L’avocat Raphaël Kempf nous explique les ressorts d’un nouveau délit

paru dans lundimatin#237, le 6 avril 2020

Adoptée dans la hâte et sans grand débat, la loi du 23 mars 2020 a instauré l’état d’urgence dit « sanitaire » ayant officiellement pour objet de faire face à l’épidémie de covid-19. A l’image de toute loi d’exception, la loi du 23 mars 2020 a entrainé la création, supposée temporaire, de dispositifs de restrictions des droits et libertés et de nouveaux délits. Outre la prolongation d’office, et sans intervention du juge, des délais de détention provisoire, cette loi a instauré le délit de « violation réitérée du confinement » destiné à punir de trois ans d’emprisonnement et de 3 750 euros d’amende les contrevenants aux mesures de confinement. Dans un entretien que nous avons mené avec lui, l’avocat Raphaël Kempf dénonce les aberrations de ce délit qui piétine la présomption d’innocence.

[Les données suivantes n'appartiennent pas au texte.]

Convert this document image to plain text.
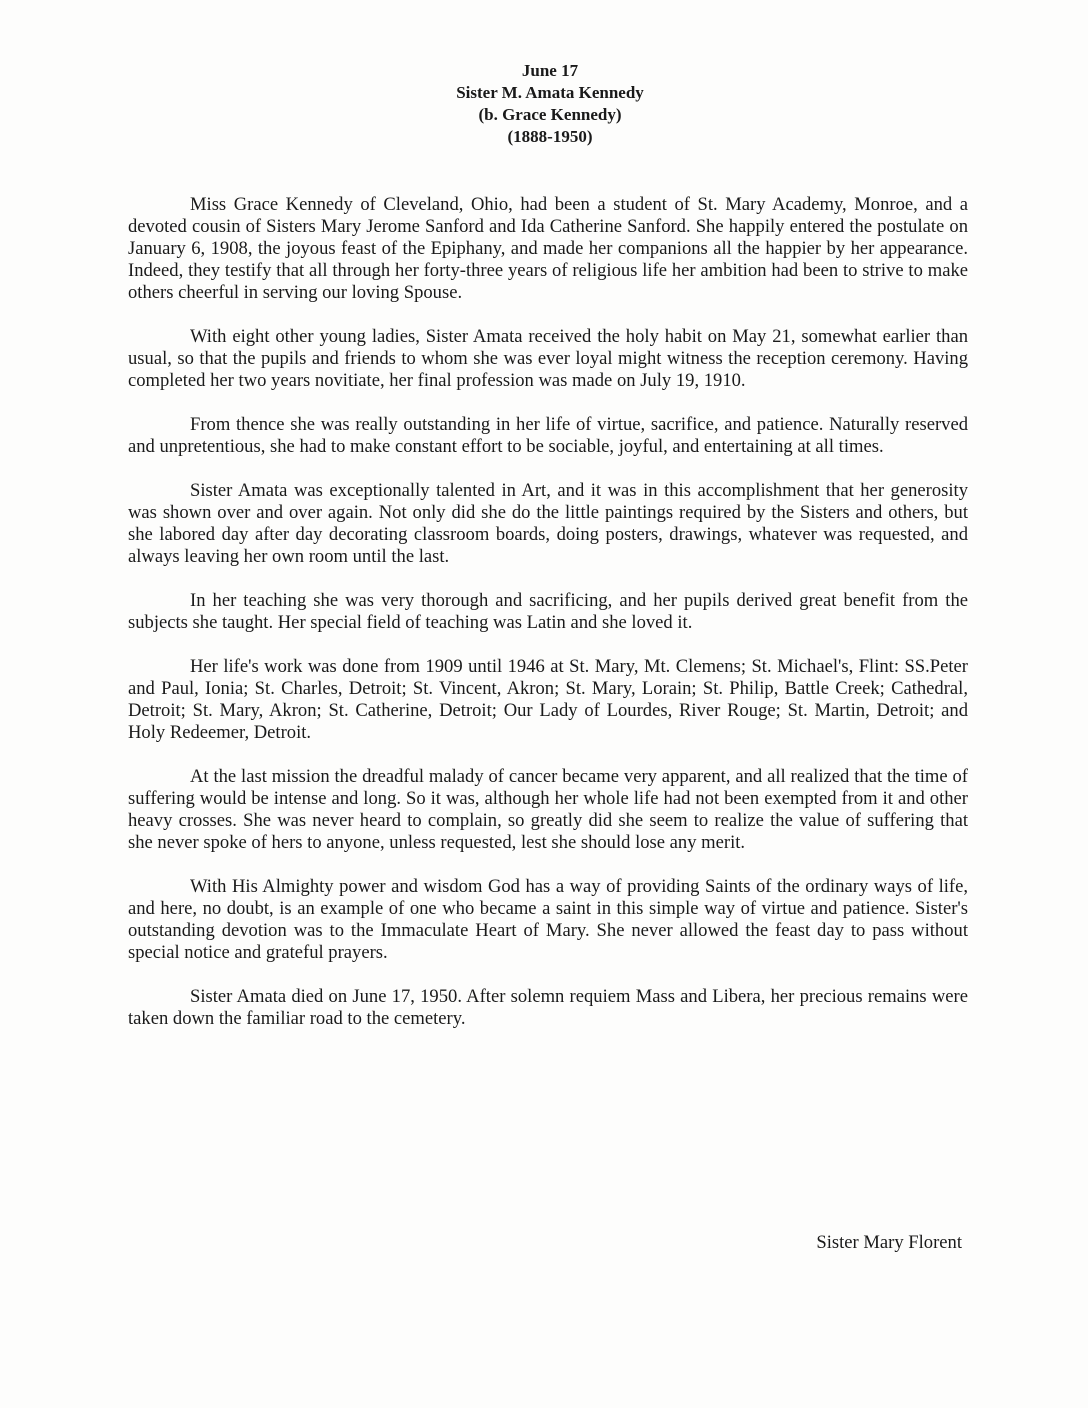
June 17
Sister M. Amata Kennedy
(b. Grace Kennedy)
(1888-1950)

Miss Grace Kennedy of Cleveland, Ohio, had been a student of St. Mary Academy, Monroe, and a devoted cousin of Sisters Mary Jerome Sanford and Ida Catherine Sanford. She happily entered the postulate on January 6, 1908, the joyous feast of the Epiphany, and made her companions all the happier by her appearance. Indeed, they testify that all through her forty-three years of religious life her ambition had been to strive to make others cheerful in serving our loving Spouse.

With eight other young ladies, Sister Amata received the holy habit on May 21, somewhat earlier than usual, so that the pupils and friends to whom she was ever loyal might witness the reception ceremony. Having completed her two years novitiate, her final profession was made on July 19, 1910.

From thence she was really outstanding in her life of virtue, sacrifice, and patience. Naturally reserved and unpretentious, she had to make constant effort to be sociable, joyful, and entertaining at all times.

Sister Amata was exceptionally talented in Art, and it was in this accomplishment that her generosity was shown over and over again. Not only did she do the little paintings required by the Sisters and others, but she labored day after day decorating classroom boards, doing posters, drawings, whatever was requested, and always leaving her own room until the last.

In her teaching she was very thorough and sacrificing, and her pupils derived great benefit from the subjects she taught. Her special field of teaching was Latin and she loved it.

Her life's work was done from 1909 until 1946 at St. Mary, Mt. Clemens; St. Michael's, Flint: SS.Peter and Paul, Ionia; St. Charles, Detroit; St. Vincent, Akron; St. Mary, Lorain; St. Philip, Battle Creek; Cathedral, Detroit; St. Mary, Akron; St. Catherine, Detroit; Our Lady of Lourdes, River Rouge; St. Martin, Detroit; and Holy Redeemer, Detroit.

At the last mission the dreadful malady of cancer became very apparent, and all realized that the time of suffering would be intense and long. So it was, although her whole life had not been exempted from it and other heavy crosses. She was never heard to complain, so greatly did she seem to realize the value of suffering that she never spoke of hers to anyone, unless requested, lest she should lose any merit.

With His Almighty power and wisdom God has a way of providing Saints of the ordinary ways of life, and here, no doubt, is an example of one who became a saint in this simple way of virtue and patience. Sister's outstanding devotion was to the Immaculate Heart of Mary. She never allowed the feast day to pass without special notice and grateful prayers.

Sister Amata died on June 17, 1950. After solemn requiem Mass and Libera, her precious remains were taken down the familiar road to the cemetery.

Sister Mary Florent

Raphaël Kempf, vous êtes avocat en droit pénal et vous défendez des personnes qui ont été verbalisées puis jugées pour ne pas avoir respecté les mesures de confinement imposées par le gouvernement. Pouvez-vous nous expliquer ce qui est reproché aux personnes interpellées et sur quel fondement elles ont pu se retrouver en garde-à-vue puis être jugées en comparution immédiate ?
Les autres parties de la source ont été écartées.